The NHS says 299,031 patients arrived at A&E departments last week – the highest number on record. A&E waiting time targets were missed for the 49th consecutive week and a record number of beds were filled last month by patients who could not be discharged, often because community or social care services were not in place.

Stephen Dorrell, a former Conservative health secretary, Sarah Wollaston, a Tory MP, and Paul Burstow, a former coalition health minister, say that with the economy growing the NHS must receive a real terms increase in spending over the next five years if it is to function properly.

And the paper goes on to say the service is about to become a ‘key political issue,’ following the downgrading of Trafford General Hospital in Manchester.

Amid accusations that the government is bleeding the NHS dry, is Britain’s health service about to become a key political issue?

Sixty-six years after Aneurin Bevan launched the NHS at Manchester’s Trafford General, the future of this small, now rather bleak, hospital, with its peeling paint and malfunctioning automatic doors, once again became a political issue of national importance in February.

The decision to downgrade Trafford’s A&E department became the focal point of a parliamentary byelection in the neighbouring constituency of Wythenshawe and Sale, where the local hospital had suffered a huge, debilitating influx of the stricken and walking wounded who would, in times past, have turned up in Trafford.

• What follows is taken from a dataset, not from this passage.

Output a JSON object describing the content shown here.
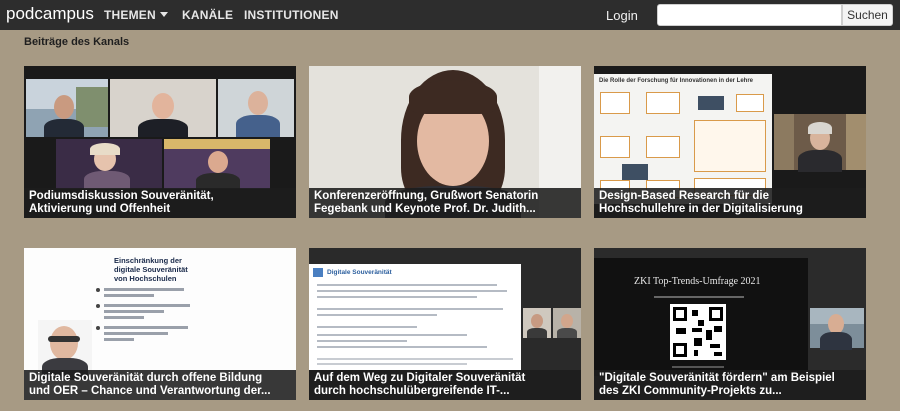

Overseas visitors to pay for health services

The Sunday Express reports on a suggestion that there will be a clampdown on welfare tourism.

 UP to £500million a year spent by the NHS on treating migrants is to be clawed back in a new crackdown on welfare tourism.

Jeremy Hunt said that we should be collecting money from international visitors who use the NHS.

The Government yesterday unveiled an initial scheme designed to reward health trusts that reclaim payments for caring for EU patients.